(Bloomberg) -- A year ago today, European equities hit their highest levels ever. But the euphoria about Mario Draghi’s stimulus program didn’t last, and trader skepticism is now rampant.
The Stoxx Europe 600 Index has lost 17 percent since its record, and investors who piled in last year are now unwinding bets at the fastest rate since 2013 as analysts predict an earnings contraction. The trading pattern looks familiar: a fast run to just over 400 on the gauge, then disaster.

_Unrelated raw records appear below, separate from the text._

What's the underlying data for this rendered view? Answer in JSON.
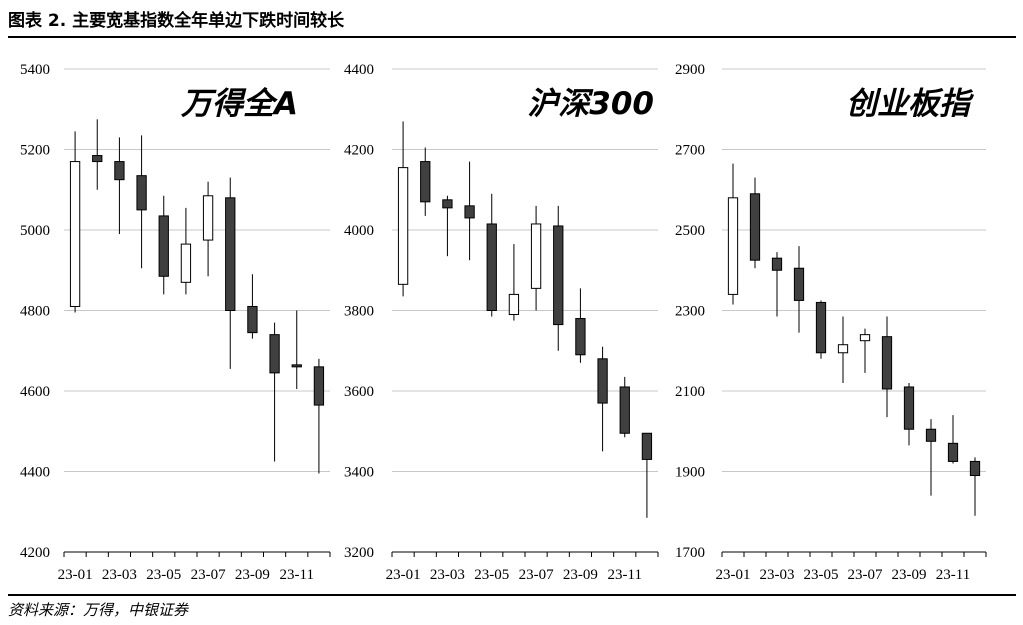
{
  "figure": {
    "title": "图表 2. 主要宽基指数全年单边下跌时间较长",
    "source": "资料来源：万得，中银证券"
  },
  "chart_data": [
    {
      "type": "candlestick",
      "title": "万得全A",
      "ylim": [
        4200,
        5400
      ],
      "yticks": [
        4200,
        4400,
        4600,
        4800,
        5000,
        5200,
        5400
      ],
      "xtick_labels": [
        "23-01",
        "23-03",
        "23-05",
        "23-07",
        "23-09",
        "23-11"
      ],
      "grid": true,
      "up_color": "#ffffff",
      "down_color": "#404040",
      "candles": [
        {
          "month": "23-01",
          "open": 4810,
          "high": 5245,
          "low": 4795,
          "close": 5170
        },
        {
          "month": "23-02",
          "open": 5185,
          "high": 5275,
          "low": 5100,
          "close": 5170
        },
        {
          "month": "23-03",
          "open": 5170,
          "high": 5230,
          "low": 4990,
          "close": 5125
        },
        {
          "month": "23-04",
          "open": 5135,
          "high": 5235,
          "low": 4905,
          "close": 5050
        },
        {
          "month": "23-05",
          "open": 5035,
          "high": 5085,
          "low": 4840,
          "close": 4885
        },
        {
          "month": "23-06",
          "open": 4870,
          "high": 5055,
          "low": 4840,
          "close": 4965
        },
        {
          "month": "23-07",
          "open": 4975,
          "high": 5120,
          "low": 4885,
          "close": 5085
        },
        {
          "month": "23-08",
          "open": 5080,
          "high": 5130,
          "low": 4655,
          "close": 4800
        },
        {
          "month": "23-09",
          "open": 4810,
          "high": 4890,
          "low": 4730,
          "close": 4745
        },
        {
          "month": "23-10",
          "open": 4740,
          "high": 4770,
          "low": 4425,
          "close": 4645
        },
        {
          "month": "23-11",
          "open": 4665,
          "high": 4800,
          "low": 4605,
          "close": 4660
        },
        {
          "month": "23-12",
          "open": 4660,
          "high": 4680,
          "low": 4395,
          "close": 4565
        }
      ]
    },
    {
      "type": "candlestick",
      "title": "沪深300",
      "ylim": [
        3200,
        4400
      ],
      "yticks": [
        3200,
        3400,
        3600,
        3800,
        4000,
        4200,
        4400
      ],
      "xtick_labels": [
        "23-01",
        "23-03",
        "23-05",
        "23-07",
        "23-09",
        "23-11"
      ],
      "grid": true,
      "up_color": "#ffffff",
      "down_color": "#404040",
      "candles": [
        {
          "month": "23-01",
          "open": 3865,
          "high": 4270,
          "low": 3835,
          "close": 4155
        },
        {
          "month": "23-02",
          "open": 4170,
          "high": 4205,
          "low": 4035,
          "close": 4070
        },
        {
          "month": "23-03",
          "open": 4075,
          "high": 4085,
          "low": 3935,
          "close": 4055
        },
        {
          "month": "23-04",
          "open": 4060,
          "high": 4170,
          "low": 3925,
          "close": 4030
        },
        {
          "month": "23-05",
          "open": 4015,
          "high": 4090,
          "low": 3785,
          "close": 3800
        },
        {
          "month": "23-06",
          "open": 3790,
          "high": 3965,
          "low": 3775,
          "close": 3840
        },
        {
          "month": "23-07",
          "open": 3855,
          "high": 4060,
          "low": 3800,
          "close": 4015
        },
        {
          "month": "23-08",
          "open": 4010,
          "high": 4060,
          "low": 3700,
          "close": 3765
        },
        {
          "month": "23-09",
          "open": 3780,
          "high": 3855,
          "low": 3670,
          "close": 3690
        },
        {
          "month": "23-10",
          "open": 3680,
          "high": 3710,
          "low": 3450,
          "close": 3570
        },
        {
          "month": "23-11",
          "open": 3610,
          "high": 3635,
          "low": 3485,
          "close": 3495
        },
        {
          "month": "23-12",
          "open": 3495,
          "high": 3495,
          "low": 3285,
          "close": 3430
        }
      ]
    },
    {
      "type": "candlestick",
      "title": "创业板指",
      "ylim": [
        1700,
        2900
      ],
      "yticks": [
        1700,
        1900,
        2100,
        2300,
        2500,
        2700,
        2900
      ],
      "xtick_labels": [
        "23-01",
        "23-03",
        "23-05",
        "23-07",
        "23-09",
        "23-11"
      ],
      "grid": true,
      "up_color": "#ffffff",
      "down_color": "#404040",
      "candles": [
        {
          "month": "23-01",
          "open": 2340,
          "high": 2665,
          "low": 2315,
          "close": 2580
        },
        {
          "month": "23-02",
          "open": 2590,
          "high": 2630,
          "low": 2405,
          "close": 2425
        },
        {
          "month": "23-03",
          "open": 2430,
          "high": 2445,
          "low": 2285,
          "close": 2400
        },
        {
          "month": "23-04",
          "open": 2405,
          "high": 2460,
          "low": 2245,
          "close": 2325
        },
        {
          "month": "23-05",
          "open": 2320,
          "high": 2325,
          "low": 2180,
          "close": 2195
        },
        {
          "month": "23-06",
          "open": 2195,
          "high": 2285,
          "low": 2120,
          "close": 2215
        },
        {
          "month": "23-07",
          "open": 2225,
          "high": 2255,
          "low": 2145,
          "close": 2240
        },
        {
          "month": "23-08",
          "open": 2235,
          "high": 2285,
          "low": 2035,
          "close": 2105
        },
        {
          "month": "23-09",
          "open": 2110,
          "high": 2120,
          "low": 1965,
          "close": 2005
        },
        {
          "month": "23-10",
          "open": 2005,
          "high": 2030,
          "low": 1840,
          "close": 1975
        },
        {
          "month": "23-11",
          "open": 1970,
          "high": 2040,
          "low": 1920,
          "close": 1925
        },
        {
          "month": "23-12",
          "open": 1925,
          "high": 1935,
          "low": 1790,
          "close": 1890
        }
      ]
    }
  ]
}
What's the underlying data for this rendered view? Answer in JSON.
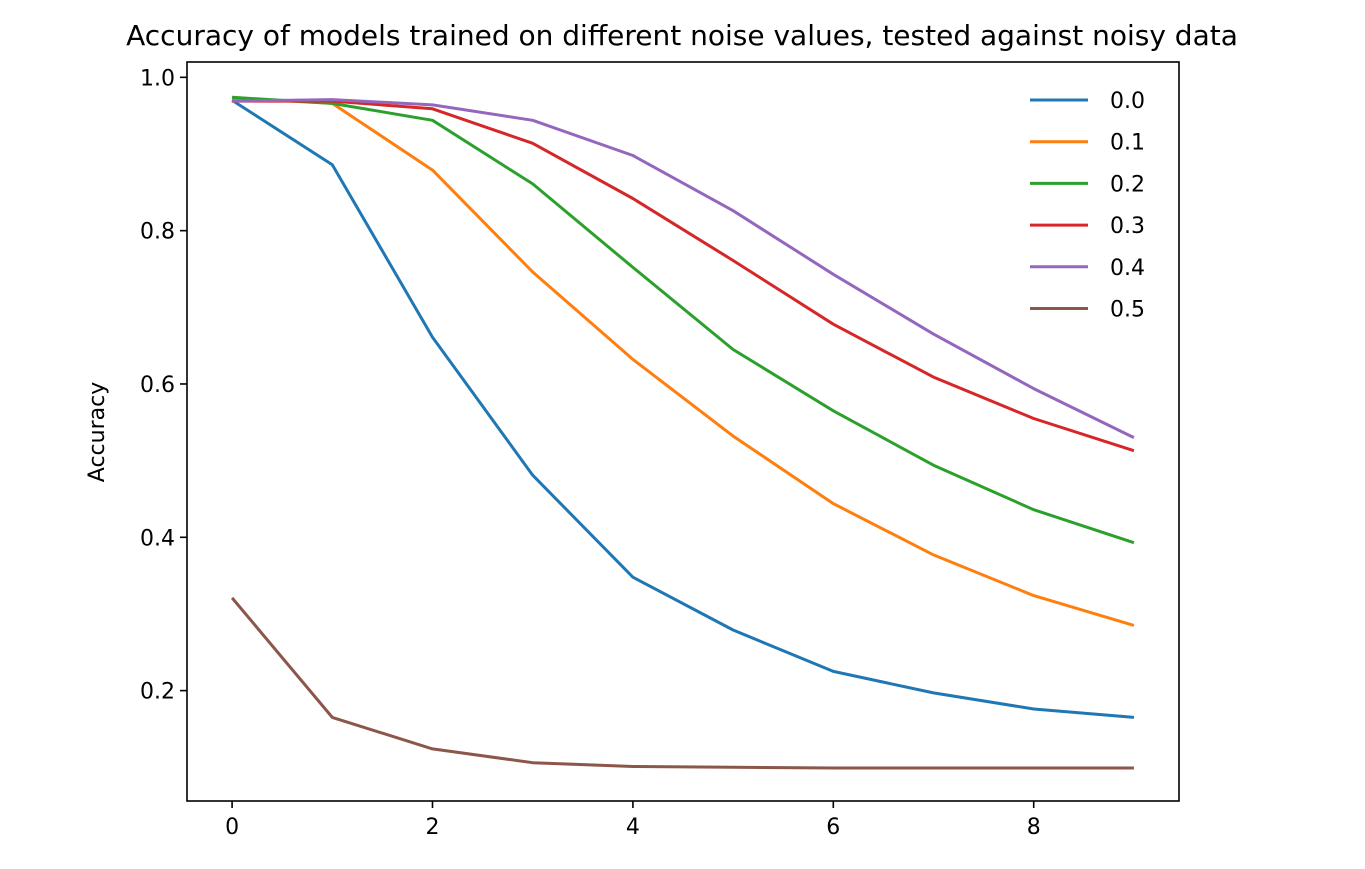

Optimism has turned to doubt with European Central Bank President Draghi’s bond-buying program doing little to bolster the economy while sowing concerns about bank profitability. To Benedict Goette of Crossbow Partners, the odds of another crisis are higher than a rally to fresh records.
“The 2009-2015 rally originated from two main drivers: a massive stimulus, and credit expansion in China,” said Goette, who’s a partner at his firm in Zug, Switzerland and helps oversee 1 billion Swiss francs ($1 billion). “European earnings have not followed suit so far. Skepticism regarding central-bank operations has started to emerge.”
Even with a recent rebound, the Stoxx 600 remains 6 percent lower for the year, and strategists are predicting the gauge will end 2016 at about the same level where it started. Analysts, who in January called for earnings growth, are now expecting declines of 2.8 percent. Investors have withdrawn money from funds tracking the region’s equities for nine straight weeks, the longest streak since May 2013, according to a Bank of America Corp. note dated April 7 that cited EPFR Global data.
Since last year’s peak, all industry groups in the Stoxx 600 have fallen, with lenders, miners and automakers down more than 25 percent. Traders have had to contend with a rebound in the euro despite additional ECB stimulus, persistently low inflation and slowing growth from China. Fewer than one in five fund managers are confident Draghi’s easing will be a major source of growth for Europe, a Bank of America survey showed April 12.
The Stoxx 600 is trading in a way similar to 2001 and 2008, a “frightening” trend, noted the firm’s technical analysts in an April 11 report. The index, which closed at 343.99 on Thursday, could tumble toward 200 if it falls below 300 like in those years.
Only a global recession would justify such a slump, according to Didier Duret, chief investment officer at ABN Amro Bank NV’s wealth-management unit in Amsterdam. Oil prices have rebounded, a gauge of stock volatility is now down for the year, and data out of China have stabilized.
“Now there’s a completely different picture,” said Duret. “The consumer is still OK, risk perception is declining. The technical situation is positive, when we look at oil and volatility, China stability, all this nasty news from January.”
Even after the decline in the past year, the Stoxx 600 still trades almost 20 percent above its average valuation for the past five years. That’s too expensive, and levels from 2015 were excessive, according to Jasper Lawler, a London-based analyst at CMC Markets Plc.
“It’s not all doom and gloom, but not enough to justify being above those peaks a year ago,” Lawler said. “We were front-running the ECB QE program. It’s a very slow-moving recovery.”